Berdasarkan data Pusat Pelaporan dan Analisis Transaksi Keuangan (PPATK), anak yang terlibat judol mayoritas berusia 17-19 tahun (191.380 anak), kemudian anak berusia 11-16 tahun (4.514 anak) dan anak di bawah 11 tahun (1.160 anak). Kondisi ini menjadi perhatian serius Dinas Pemberdayaan, Perlindungan Anak, dan Pengendalian Penduduk (PPAPP) DKI Jakarta.
Kepala Dinas PPAPP DKI Jakarta Mochamad Miftahulloh Tamary menegaskan, pihaknya akan terus berupaya untuk mencegah anak terpapar judol. Salah satunya dengan menyelenggarakan kegiatan sosialisasi bahaya judol dengan tema, “Cegah Kekerasan Online dan Judi Online Melalui Peningkatan Kecerdasan Literasi Digital dan Penanganan Adiksi Game Online Pada Anak”, di Kantor Dinas PPAPP DKI Jakarta di Cempaka Putih, Jakarta Pusat.

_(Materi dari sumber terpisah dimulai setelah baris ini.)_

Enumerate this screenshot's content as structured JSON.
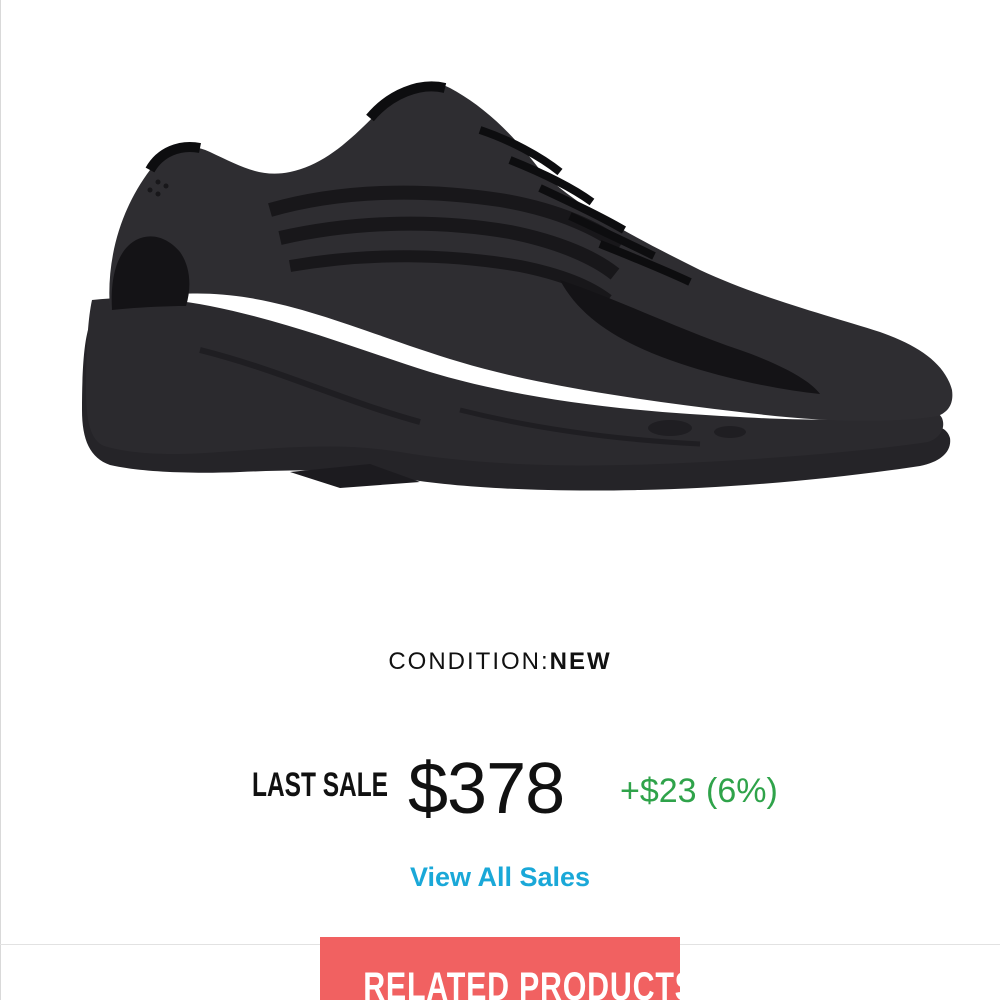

Miftah, sapaan Mochamad Miftahulloh Tamary mengatakan, di satu sisi, perkembangan teknologi digital membawa banyak manfaat. Namun di sisi lain, menimbulkan tantangan baru, terutama dalam hal perlindungan anak-anak.
Menurut Miftah, banyak anak terpapar berbagai hal di dunia online. Seperti kekerasan online, game online dan judol.
“Perbedaan antara game online dan judi online sangat tipis. Karena itu, orangtua dan pengasuh harus benar-benar memperhatikan apa yang diakses oleh anak-anak,” kata Miftah.
Dia menilai, isu maraknya anak-anak dan remaja terpapar judol sangat mengkhawatirkan. Oleh karena itu, peran orangtua dan guru sebagai garda terdepan dalam membimbing anak-anak menjadi sangat krusial.
Miftah bilang, kegiatan sosialisasi ini digelar bertujuan untuk melibatkan generasi muda dalam upaya pencegahan kekerasan dan judol yang semakin marak di kalangan anak-anak.